Access to the island is via road or via boat. Road access from the mainland is via a bridge while boat ramps are located at three places along the northern coast of the island. All three boat ramps are connected to a road system that runs from the above-mentioned bridge. An electric power transmission line crosses the island in an east-west direction to a termination point at the Torrens Island Power Station.

==Formation, geology and oceanography==
Garden Island is one of the geographical features in what is now the Adelaide metropolitan area that was formed as a consequence of sea level rise at the start of the Holocene. Sea level rise had three consequences. Firstly, watercourses existing at the time were forced to create new mouths in new coastline. Secondly, currents arising along the new coastline formed beaches, a coastal dune system and ultimately the spit known as the Lefevre Peninsula all by the process of longshore drift. Finally, watercourses such at the River Torrens and the Sturt River were forced to flow north to what is now the Port River estuary after being prevented from draining into Gulf St Vincent by the emerging coastal dune system with result of forming features such as Torrens Island and Garden Island.

==Flora and fauna==
===Flora===
The principal plant species is Avicennia marina (Grey or white mangrove) which has colonized the coastline of Garden Island within the intertidal zone, particularly the island’s east end.

==History==

===European use===
Since 1836, the land tenure has mainly been that of crown land. A third of the island on its western side was dedicated to the South Australian Harbors Board and in 1962, the entire island was dedicated as a reserve under Harbors Board control. The first public road was opened for public use in 1968. The use of the island as a base for recreational boating and as a landfill site began in the 1970s.

====Landfill site====
Garden Island was the site of a landfill from about 1972 until 2000. This activity occupied 54 ha of the island’s 150 ha and “served the domestic waste disposal needs for almost half of Adelaide.” Landfill gas is managed by an extraction system commissioned in 2015. As of 2014, land filling is still permitted by planning statute on the island in sections 463 and 464 of the cadastral unit of the Hundred of Port Adelaide.

====Multifunction Polis====
Garden Island which is located within the Adelaide metropolitan area was proposed as one of the sites for the Multifunction Polis, which was a planned community with a projected population of 250,000 proposed in 1987 and which was abandoned in 1998. As of 2014, land including Garden Island which was intended to be the site of the multifunction polis was still zoned for that purpose.

====Garden Island Ships' Graveyard====
The Garden Island Ships' Graveyard has 25 identified wrecks.
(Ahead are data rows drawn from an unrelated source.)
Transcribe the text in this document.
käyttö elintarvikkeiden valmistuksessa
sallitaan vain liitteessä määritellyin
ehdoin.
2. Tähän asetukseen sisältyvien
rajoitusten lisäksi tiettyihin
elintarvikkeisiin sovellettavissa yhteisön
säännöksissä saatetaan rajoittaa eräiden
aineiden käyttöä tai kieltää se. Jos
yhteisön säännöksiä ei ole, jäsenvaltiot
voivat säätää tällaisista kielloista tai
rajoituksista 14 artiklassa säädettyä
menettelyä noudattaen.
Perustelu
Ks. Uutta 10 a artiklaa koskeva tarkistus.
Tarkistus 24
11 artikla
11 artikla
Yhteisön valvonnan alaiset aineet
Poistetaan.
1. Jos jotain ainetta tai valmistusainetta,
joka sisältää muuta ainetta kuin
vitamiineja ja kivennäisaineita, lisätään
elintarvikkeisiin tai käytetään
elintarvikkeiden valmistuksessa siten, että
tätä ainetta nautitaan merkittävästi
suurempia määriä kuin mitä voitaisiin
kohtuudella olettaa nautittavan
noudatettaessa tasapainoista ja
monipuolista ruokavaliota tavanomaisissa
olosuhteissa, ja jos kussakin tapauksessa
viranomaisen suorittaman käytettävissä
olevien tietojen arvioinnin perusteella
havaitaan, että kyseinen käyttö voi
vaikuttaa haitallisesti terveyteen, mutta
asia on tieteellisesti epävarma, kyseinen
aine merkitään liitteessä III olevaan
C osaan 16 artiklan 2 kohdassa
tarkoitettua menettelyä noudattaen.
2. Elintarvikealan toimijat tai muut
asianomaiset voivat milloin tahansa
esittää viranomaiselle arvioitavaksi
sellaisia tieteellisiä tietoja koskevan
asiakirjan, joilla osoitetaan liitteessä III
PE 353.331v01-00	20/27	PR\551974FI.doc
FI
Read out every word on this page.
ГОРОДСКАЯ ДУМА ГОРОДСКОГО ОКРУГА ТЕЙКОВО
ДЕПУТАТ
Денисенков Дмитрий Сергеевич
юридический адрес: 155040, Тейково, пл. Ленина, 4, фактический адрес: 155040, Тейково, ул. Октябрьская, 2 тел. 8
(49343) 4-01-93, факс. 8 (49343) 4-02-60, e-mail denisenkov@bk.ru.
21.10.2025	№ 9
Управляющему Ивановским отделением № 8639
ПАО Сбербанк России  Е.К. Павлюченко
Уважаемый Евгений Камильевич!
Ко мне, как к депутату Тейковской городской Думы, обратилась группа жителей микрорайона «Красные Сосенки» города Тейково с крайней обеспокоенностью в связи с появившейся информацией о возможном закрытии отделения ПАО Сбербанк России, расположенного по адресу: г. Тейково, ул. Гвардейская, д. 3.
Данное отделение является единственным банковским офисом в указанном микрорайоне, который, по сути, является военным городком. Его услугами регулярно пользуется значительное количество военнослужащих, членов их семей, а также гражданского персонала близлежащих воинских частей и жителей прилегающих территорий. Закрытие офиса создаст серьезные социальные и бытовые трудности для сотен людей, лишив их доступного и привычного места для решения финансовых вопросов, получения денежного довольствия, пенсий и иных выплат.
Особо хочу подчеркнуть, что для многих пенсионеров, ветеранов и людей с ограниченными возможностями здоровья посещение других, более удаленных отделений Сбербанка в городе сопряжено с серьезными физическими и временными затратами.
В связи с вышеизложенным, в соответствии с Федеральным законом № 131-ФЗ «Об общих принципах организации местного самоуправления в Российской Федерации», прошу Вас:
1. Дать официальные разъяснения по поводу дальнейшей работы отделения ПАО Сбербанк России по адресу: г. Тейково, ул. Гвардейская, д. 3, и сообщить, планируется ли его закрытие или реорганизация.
The remains of the iron and wooden ships that were abandoned between 1909 and 1945 are now bird roosts and a canoeing attraction. The area was also used to house explosives stores from the 1880s. The ships in the ship's graveyard were launched from 1857 to 1920, and include the Flinders, Santiago and Dorothy H. Sterling, as well as other sailing ships, steamships and iron barges.

The ship graveyard is promoted by the Government of South Australia as a canoeing trail.

====Recreational and tourism uses====
Since the 1970s, Garden Island has been used as a venue for recreational boating activities associated with adjoining bodies of water such as the Barker Inlet and Port River.

==Protected area status==
Garden Island has been located within the boundaries of the following protected areas to varying extents since 1973, 2005 and 2014 respectively - the Barker Inlet-St Kilda Aquatic Reserve covers all of the island below high water, the Adelaide Dolphin Sanctuary overlays the entire island, and the Torrens Island Conservation Park includes some land exposed at low water at the east end of the island.